The project also involved improvements to the 53-acre garden, and adding 69 parking spaces, for a total of 119.

Construction cost $9.46 million.

Bellevue Botanical Garden opened in 1992 and has become one of the most popular public gardens in the Northwest, spurred by a growing interest in native plants and gardening, as well as educational and family-focused programs at the garden.

The original visitor center was in a house designed in 1957 by prominent Northwest architect Paul Kirk. That house now will be used for other functions.

The new visitor center was designed to meet LEED gold standards. It has a covered outdoor orientation space, gift shop, resource libraries, meeting rooms and administration spaces.

Olson Kundig said in a press release that the program areas are arranged as small structures under broad roofs so visitors can move from inside to outside and from one building to the next through the gardens.

A double-height education wing can be subdivided into classrooms and meeting spaces for events such as the Living Lab Program. Spaces open onto the gardens via large rolling doors.

The new terraced parking lot and entry are surrounded by new plantings. Pedestrian pathways lead to different gardens.

Olson Kundig said the new center's design merges civic functions with residential scale.
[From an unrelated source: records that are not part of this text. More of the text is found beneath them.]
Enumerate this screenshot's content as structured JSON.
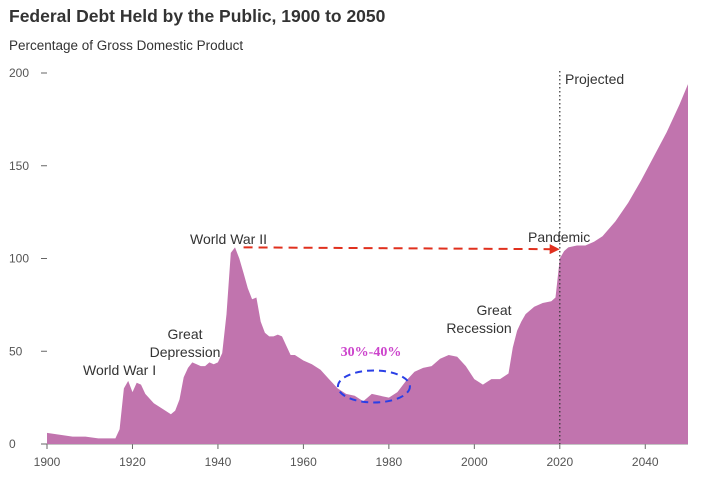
{
  "header": {
    "title": "Federal Debt Held by the Public, 1900 to 2050",
    "subtitle": "Percentage of Gross Domestic Product"
  },
  "colors": {
    "area": "#c174ae",
    "arrow": "#e0301e",
    "ellipse": "#2a3fe6",
    "range_text": "#cc44cc",
    "projection_line": "#333333"
  },
  "chart_data": {
    "type": "area",
    "title": "Federal Debt Held by the Public, 1900 to 2050",
    "subtitle": "Percentage of Gross Domestic Product",
    "xlabel": "",
    "ylabel": "",
    "xlim": [
      1900,
      2050
    ],
    "ylim": [
      0,
      200
    ],
    "x_ticks": [
      "1900",
      "1920",
      "1940",
      "1960",
      "1980",
      "2000",
      "2020",
      "2040"
    ],
    "y_ticks": [
      "0",
      "50",
      "100",
      "150",
      "200"
    ],
    "grid": false,
    "x": [
      1900,
      1903,
      1906,
      1909,
      1912,
      1914,
      1916,
      1917,
      1918,
      1919,
      1920,
      1921,
      1922,
      1923,
      1925,
      1927,
      1929,
      1930,
      1931,
      1932,
      1933,
      1934,
      1935,
      1936,
      1937,
      1938,
      1939,
      1940,
      1941,
      1942,
      1943,
      1944,
      1945,
      1946,
      1947,
      1948,
      1949,
      1950,
      1951,
      1952,
      1953,
      1954,
      1955,
      1956,
      1957,
      1958,
      1960,
      1962,
      1964,
      1966,
      1968,
      1970,
      1972,
      1974,
      1975,
      1976,
      1978,
      1980,
      1982,
      1984,
      1986,
      1988,
      1990,
      1992,
      1994,
      1996,
      1998,
      2000,
      2002,
      2004,
      2006,
      2008,
      2009,
      2010,
      2011,
      2012,
      2014,
      2016,
      2018,
      2019,
      2020,
      2021,
      2022,
      2024,
      2026,
      2028,
      2030,
      2033,
      2036,
      2039,
      2042,
      2045,
      2048,
      2050
    ],
    "values": [
      6,
      5,
      4,
      4,
      3,
      3,
      3,
      8,
      30,
      34,
      28,
      33,
      32,
      27,
      22,
      19,
      16,
      18,
      24,
      36,
      41,
      44,
      43,
      42,
      42,
      44,
      43,
      44,
      49,
      70,
      103,
      106,
      100,
      92,
      84,
      78,
      79,
      66,
      60,
      58,
      58,
      59,
      58,
      53,
      48,
      48,
      45,
      43,
      40,
      35,
      30,
      27,
      26,
      23,
      25,
      27,
      26,
      25,
      28,
      34,
      39,
      41,
      42,
      46,
      48,
      47,
      42,
      35,
      32,
      35,
      35,
      38,
      52,
      61,
      66,
      70,
      74,
      76,
      77,
      79,
      100,
      104,
      106,
      107,
      107,
      109,
      112,
      120,
      130,
      142,
      155,
      168,
      183,
      194
    ],
    "projected_from": 2020,
    "annotations": [
      "World War I",
      "Great Depression",
      "World War II",
      "Pandemic",
      "Great Recession",
      "Projected",
      "30%-40%"
    ]
  },
  "labels": {
    "ww1": "World War I",
    "depression_1": "Great",
    "depression_2": "Depression",
    "ww2": "World War II",
    "pandemic": "Pandemic",
    "recession_1": "Great",
    "recession_2": "Recession",
    "projected": "Projected",
    "range": "30%-40%"
  }
}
The goal was to create intimate, inspirational spaces for exploration and reflection, and blur the boundaries between architecture and nature.

Jim Olson, the design architect, said, “The building is uniquely Northwest, inspired by our modern mid-century master architects, especially Paul Kirk.”

The Olson Kundig design team includes Olson; Kevin Kudo-King, project manager; and Martina Bendel and Misun Chung Gerrick, project architects.